My menu was based around one week’s meals that varied day-by-day. Only lunch remained the same: four or five Ryvitas with dried tomatoes, chilli and Parmesan cheese (sliced or shaved, depending how old and hard it was). Good Italian parmesan cheese was a great asset: wrapped in cloth it kept fresh for weeks without going mouldy, tasted great and provided protein and calcium. But it had to be proper Italian parmesan, not the stuff sold by the supermarket chains. I pre-tested 300 grams from a supermarket by leaving it wrapped in a tea towel on the bench. Within a week it was greasy, hard and the colour of dirty dishwater. My delicious real Italian parmesan, on the other hand, lasted for weeks on the trek stored in cloth through the hottest of weather conditions.
To save fuel and time in the mornings, I cooked extra dinner-grain the night before. The cooked quinoa or rice or whatever, was mixed with two heaped tablespoons of powdered milk. Dried fruit that had been soaking overnight in plenty of water supplied moisture and sweetness. A drizzle of honey completed the essential high carbohydrate, high fat breakfast for long distance trekking.
Nutrition and lightness of weight were competing priorities. Then there was the complication of ordering by weight while allocation on the Trail was by volume. I prepared for the trek by measuring and recording the relative volume and weight of every consumable item. Each item on my spreadsheets identified the volume and weight per meal and the number of serves per week, which was translated into weight per week. I was grateful for every minute of the painstaking effort when filling out my order on the trek.
The first test of the system was at Mossman where the donkeys and I camped at the showground. My first six weeks’ dried-food-supplies had been packed in two separate boxes: one for the first three weeks on the Trail and the second awaiting collection at Mossman post office together with another box containing bulk-foods such as vegemite, honey, cooking oil, salt, tamari, purchased in larger containers. Such bulk-foods were de-canted before posting the remainder on to the next supply point for collection along with the new order from Mountain Wholefoods. For two days I was busy sorting, packing and trudging the kilometre to and from the Post Office armed with large plastic boxes, nevertheless thrilled at how well my system worked. Re-stocking at Mossman was complete once all food-stuffs for the coming month had been packed into draw-string bags coded according to breakfast, dinner, lunch or nibblies.

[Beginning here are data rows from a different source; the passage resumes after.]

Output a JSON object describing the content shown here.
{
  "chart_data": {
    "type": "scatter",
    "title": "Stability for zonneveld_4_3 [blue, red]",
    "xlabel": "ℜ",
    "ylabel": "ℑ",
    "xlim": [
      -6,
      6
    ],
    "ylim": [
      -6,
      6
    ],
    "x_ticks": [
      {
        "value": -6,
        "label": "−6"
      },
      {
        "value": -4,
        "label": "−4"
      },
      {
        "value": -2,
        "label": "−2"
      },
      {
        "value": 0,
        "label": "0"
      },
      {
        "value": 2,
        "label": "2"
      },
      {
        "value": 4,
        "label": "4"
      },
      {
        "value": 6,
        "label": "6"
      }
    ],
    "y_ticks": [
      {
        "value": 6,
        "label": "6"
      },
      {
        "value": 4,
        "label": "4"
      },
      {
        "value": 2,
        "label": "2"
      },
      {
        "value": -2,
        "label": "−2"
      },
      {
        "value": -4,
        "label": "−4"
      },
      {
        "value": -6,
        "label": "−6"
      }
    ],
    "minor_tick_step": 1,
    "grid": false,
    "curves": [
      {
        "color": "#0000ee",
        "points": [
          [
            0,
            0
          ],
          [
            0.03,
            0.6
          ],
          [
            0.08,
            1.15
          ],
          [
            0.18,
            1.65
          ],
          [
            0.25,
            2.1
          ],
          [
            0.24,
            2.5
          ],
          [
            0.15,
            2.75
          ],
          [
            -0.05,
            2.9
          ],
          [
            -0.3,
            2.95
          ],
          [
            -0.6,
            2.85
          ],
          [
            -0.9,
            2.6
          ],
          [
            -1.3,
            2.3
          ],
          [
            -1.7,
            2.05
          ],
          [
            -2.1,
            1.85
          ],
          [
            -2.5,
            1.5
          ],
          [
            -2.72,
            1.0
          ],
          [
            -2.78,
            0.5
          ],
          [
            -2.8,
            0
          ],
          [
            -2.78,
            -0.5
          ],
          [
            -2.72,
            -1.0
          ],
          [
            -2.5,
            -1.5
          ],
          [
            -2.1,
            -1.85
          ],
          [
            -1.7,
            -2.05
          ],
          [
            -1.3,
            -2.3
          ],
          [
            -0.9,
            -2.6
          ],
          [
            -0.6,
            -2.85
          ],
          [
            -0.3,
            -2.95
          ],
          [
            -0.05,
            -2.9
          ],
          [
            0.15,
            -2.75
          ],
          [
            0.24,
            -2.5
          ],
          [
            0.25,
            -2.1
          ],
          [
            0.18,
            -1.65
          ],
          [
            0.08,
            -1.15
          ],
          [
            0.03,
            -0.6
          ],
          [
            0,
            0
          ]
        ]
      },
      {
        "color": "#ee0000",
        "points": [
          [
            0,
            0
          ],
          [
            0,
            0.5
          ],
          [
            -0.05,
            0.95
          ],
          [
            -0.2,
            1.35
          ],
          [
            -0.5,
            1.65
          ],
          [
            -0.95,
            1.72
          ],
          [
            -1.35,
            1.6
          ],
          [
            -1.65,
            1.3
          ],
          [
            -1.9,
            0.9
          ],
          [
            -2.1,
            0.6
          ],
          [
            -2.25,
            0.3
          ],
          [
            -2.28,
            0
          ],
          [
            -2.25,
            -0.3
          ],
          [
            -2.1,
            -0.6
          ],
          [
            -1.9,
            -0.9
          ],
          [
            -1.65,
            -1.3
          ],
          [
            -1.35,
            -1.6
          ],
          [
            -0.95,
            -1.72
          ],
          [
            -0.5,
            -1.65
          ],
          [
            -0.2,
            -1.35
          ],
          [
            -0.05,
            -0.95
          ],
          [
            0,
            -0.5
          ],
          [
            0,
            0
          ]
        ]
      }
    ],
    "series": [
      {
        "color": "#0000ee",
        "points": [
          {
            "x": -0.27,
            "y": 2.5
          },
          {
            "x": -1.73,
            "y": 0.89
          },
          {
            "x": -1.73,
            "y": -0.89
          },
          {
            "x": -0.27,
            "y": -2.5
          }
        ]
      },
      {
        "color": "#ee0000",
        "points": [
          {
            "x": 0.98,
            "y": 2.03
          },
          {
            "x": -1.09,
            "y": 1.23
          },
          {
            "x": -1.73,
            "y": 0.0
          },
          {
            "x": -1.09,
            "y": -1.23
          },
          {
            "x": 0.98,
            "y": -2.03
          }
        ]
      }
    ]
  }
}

One of the easiest restock gigs was at Innot Hot Springs where I was allocated the most delightful campsite in a caravan park catering mainly for grey nomads in massive rigs. My spot was right by the hot springs, well away from everyone else, a shelter for storing my gear, plenty of space for one donkey to be on a nice long tether while the other free-ranged and the post office nearby at the park office. While I spent most of my time surrounded by what looked like an inordinate amount of gear.
On the morning of departure, van people started drifting over well before I’d finished packing up. Cameras and videos clicked and whirred as I saddled the donkeys. Next was the hardest job of my day: hooking a twenty-kilo bag onto each side of two donkeys without letting their saddle slip sideways.
I turned to the crowd, “So who’s willing to help me hook these on?”
A bald, fit-looking guy stepped up to turn a tough job on my own into a piece of cake. More cameras snapped as I attached the final loose bits and pieces – sleeping mat, water bag, map and handbag containing wallet, notebook, pen, GPS and mobile phone.
As I shouldered my backpack with thermos and the day’s food, someone exclaimed, “Wow! You’ve done it! We’ve all been having bets on whether you could fit all that stuff on two donkeys.”